Some believe that hydrogen could one day replace conventional gasoline as the main power source for consumer vehicles.

But the technology is still in the early stages. There's just one refueling station in the region, in Washington, D.C., which has been a key stumbling block to getting the vehicle here.

There's also the complicating factor that the vehicle has to be housed each night at GM's research facility at Fort Belvoir in Virginia, and a GM engineer would ride along every day to monitor the vehicle's performance.

The initial plan was to give the van to an agency in Prince George's County, so the filling station and overnight home wouldn't be so far away, Mr. Li said.

When that didn't work out, the Maryland Energy Administration looked at a fixed Baltimore-to-D.C. route. But the energy administration didn't feel comfortable having no spot to refuel in the Baltimore area, Mr. Li said.

"It got a little complicated," Mr. Li said. "There were a lot of restrictions that we weren't aware of."

GM officials did not return a call for comment.

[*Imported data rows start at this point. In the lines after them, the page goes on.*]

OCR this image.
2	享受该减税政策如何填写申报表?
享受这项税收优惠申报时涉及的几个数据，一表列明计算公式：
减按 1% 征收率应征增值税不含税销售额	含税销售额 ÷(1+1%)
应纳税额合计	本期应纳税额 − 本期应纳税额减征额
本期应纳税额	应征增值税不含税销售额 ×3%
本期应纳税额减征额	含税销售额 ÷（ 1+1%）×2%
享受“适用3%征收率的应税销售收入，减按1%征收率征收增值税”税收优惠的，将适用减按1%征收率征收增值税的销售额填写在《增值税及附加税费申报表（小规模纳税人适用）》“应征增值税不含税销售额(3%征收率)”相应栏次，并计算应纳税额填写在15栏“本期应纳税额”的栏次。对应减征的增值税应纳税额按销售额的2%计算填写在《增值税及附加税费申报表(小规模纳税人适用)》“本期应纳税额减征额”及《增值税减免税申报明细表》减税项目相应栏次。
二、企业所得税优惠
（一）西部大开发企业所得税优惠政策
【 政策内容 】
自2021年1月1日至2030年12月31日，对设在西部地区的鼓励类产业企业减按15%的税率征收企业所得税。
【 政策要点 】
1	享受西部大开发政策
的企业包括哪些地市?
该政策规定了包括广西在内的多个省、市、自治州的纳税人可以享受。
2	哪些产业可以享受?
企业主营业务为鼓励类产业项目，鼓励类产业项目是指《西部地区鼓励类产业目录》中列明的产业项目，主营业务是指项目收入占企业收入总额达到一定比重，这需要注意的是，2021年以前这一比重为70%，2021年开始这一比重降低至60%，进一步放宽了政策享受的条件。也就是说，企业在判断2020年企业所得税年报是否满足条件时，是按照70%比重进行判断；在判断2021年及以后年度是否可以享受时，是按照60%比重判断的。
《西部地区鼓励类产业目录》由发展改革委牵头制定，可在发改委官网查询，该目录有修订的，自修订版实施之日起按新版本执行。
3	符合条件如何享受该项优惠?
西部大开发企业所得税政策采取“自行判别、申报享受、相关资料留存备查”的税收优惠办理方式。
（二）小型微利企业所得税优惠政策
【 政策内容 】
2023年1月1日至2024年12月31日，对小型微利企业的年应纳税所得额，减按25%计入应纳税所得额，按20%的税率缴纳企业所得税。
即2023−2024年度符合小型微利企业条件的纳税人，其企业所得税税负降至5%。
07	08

For now, Mr. Li said the Maryland Energy Administration is scouting more possible routes. And the administration is waiting to see if technology improves, so that the van can go farther between refuelings or a filling station can be added in Baltimore.

Josh Tulkin of the Chesapeake Climate Action Network said there are often hurdles to getting new technology on the streets. The Takoma Park-based group advocates for cleaner vehicles and alternative fuels to combat global warming.

"This demonstrates it is often bureaucratic or political barriers that are holding back the clean car revolution," he said.